Sea Goldies (Pseudanthias squamipinnis) are also known as the Wreckfish, Lyretail Coralfish, Lyretail Anthias Basslets, Sea Bass, Orange Basslet, Orange Sea Perch, Red Coral Perch, Jewel Fairy Basslet,and Scalefin Anthias. They are a member of the Cod group ( Seranidae). Unusually for its group it is a Schooling species. Adults are found in large shoals hovering over a reef or on a wreck in water between 1 meter of depth to 30 meters but are more common from 15 meters dwnwards.
The sheer beauty of a large shoal of sea goldies is difficult describe. Because of their nature they allow one to approach them in fairly close proximity. Only darting into the coral or reef if they feel one is too close. Peering out at one from amongst the coral and quickly darting out again to a safe distance once one has moved a foot or two away from them.
Sea goldies strongly exhibit sexual dimorphism with the females being smaller around 7 cm when full grown. The female is golden colored with a purple and orange streak across their eyes. Males are larger and grow up to 15 cm although they are usually smaller in the wild. The males have a reddish background color with a darker red stripe through their eyes. This fades towards purple around the pectoral fins. There is a golden dotted red pattern across the body. Their dorsal and anal fins have a thin blue line on the edge of the fin. A fine yellow line on the mid outer edge of the tail fin gives them a stunning coloration.
SEA GOLDIES IN THE WILD
The males are strongly territorial. Each male will have a group of females around them generally ranging from five to ten. On very rare occasions schools have been seen with a predominance of males or only males in a school. The reason for these male only schools is being unknown. The Anthius species are hermaphroditic and have the ability to change from female to male. If the male in a group dies the largest or dominant female will change over to a male.
When the change over from male to female begins, the female develops a purple dot on the pectoral fin as seen above and the predominant body colour begins changing from gold to red .
Juveniles of the species are often found very close inshore in the waters of KwaZulu-Natal.
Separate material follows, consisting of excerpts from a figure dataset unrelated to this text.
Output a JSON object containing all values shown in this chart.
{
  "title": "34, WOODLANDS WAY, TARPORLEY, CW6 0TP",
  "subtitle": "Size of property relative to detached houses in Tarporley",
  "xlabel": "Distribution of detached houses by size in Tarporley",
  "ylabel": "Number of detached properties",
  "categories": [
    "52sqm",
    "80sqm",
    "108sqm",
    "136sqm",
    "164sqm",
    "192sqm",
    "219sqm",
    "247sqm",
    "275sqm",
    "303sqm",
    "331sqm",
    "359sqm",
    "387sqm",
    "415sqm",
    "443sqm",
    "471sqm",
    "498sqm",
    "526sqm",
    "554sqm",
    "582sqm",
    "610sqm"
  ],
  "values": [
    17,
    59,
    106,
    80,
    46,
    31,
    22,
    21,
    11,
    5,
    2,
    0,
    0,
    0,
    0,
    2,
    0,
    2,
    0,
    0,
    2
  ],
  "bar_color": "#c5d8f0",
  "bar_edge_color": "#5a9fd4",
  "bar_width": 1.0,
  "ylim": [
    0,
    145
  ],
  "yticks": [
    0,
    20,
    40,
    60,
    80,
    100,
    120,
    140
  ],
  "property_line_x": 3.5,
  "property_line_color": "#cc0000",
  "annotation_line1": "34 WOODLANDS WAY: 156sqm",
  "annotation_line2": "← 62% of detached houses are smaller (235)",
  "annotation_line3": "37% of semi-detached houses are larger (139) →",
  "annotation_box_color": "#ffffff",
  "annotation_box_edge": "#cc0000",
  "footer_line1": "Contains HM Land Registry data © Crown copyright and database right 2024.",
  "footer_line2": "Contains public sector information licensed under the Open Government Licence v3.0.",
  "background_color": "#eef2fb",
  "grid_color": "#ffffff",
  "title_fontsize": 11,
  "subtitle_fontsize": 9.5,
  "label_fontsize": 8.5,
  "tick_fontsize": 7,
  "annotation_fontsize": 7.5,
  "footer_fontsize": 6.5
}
Often in large rock pools on the shore. Presumably they will exhibit this behavior elsewhere as well. They seem to favor specific locations inshore. Juveniles can be found in the same location every year and collectors tend to keep these locations a closely guarded secret.
Sea Goldies are found across the Indo Pacific area ranging from Natal, South Africa to Japan and Australia.
Because of its beauty and hardy nature the Sea Goldie is very popular among salt water aquarists and a small shoal of these fish are an asset to any aquarium. They may be safely kept with invertebrates, feeding on zooplankton in its natural environment. As a rule they readily accept small pieces of freeze dried food and can easily be moved onto flakes. They are an ideal fish for a reef tank with a rating of 3 on the difficulty level.
As they have a confident nature they are fairly easy to catch with a net and once in an aquarium draw out of hiding more reclusive fish. The more reclusive fish seem to regard them swimming out in the open as an indication that it is safe to go out and swim. Sea goldies do best when kept in a small group and are a very social species. As they have a complex set of social rules related to size dominance amongst the females, they require a moderate sized aquarium. Because of the size related social rules it is best if one does not have two large females of equal size.
Sea goldies are an exceptionally beautiful fish and when diving with them in good light one cannot help thinking of a comparison between the male and a Siamese fighter male.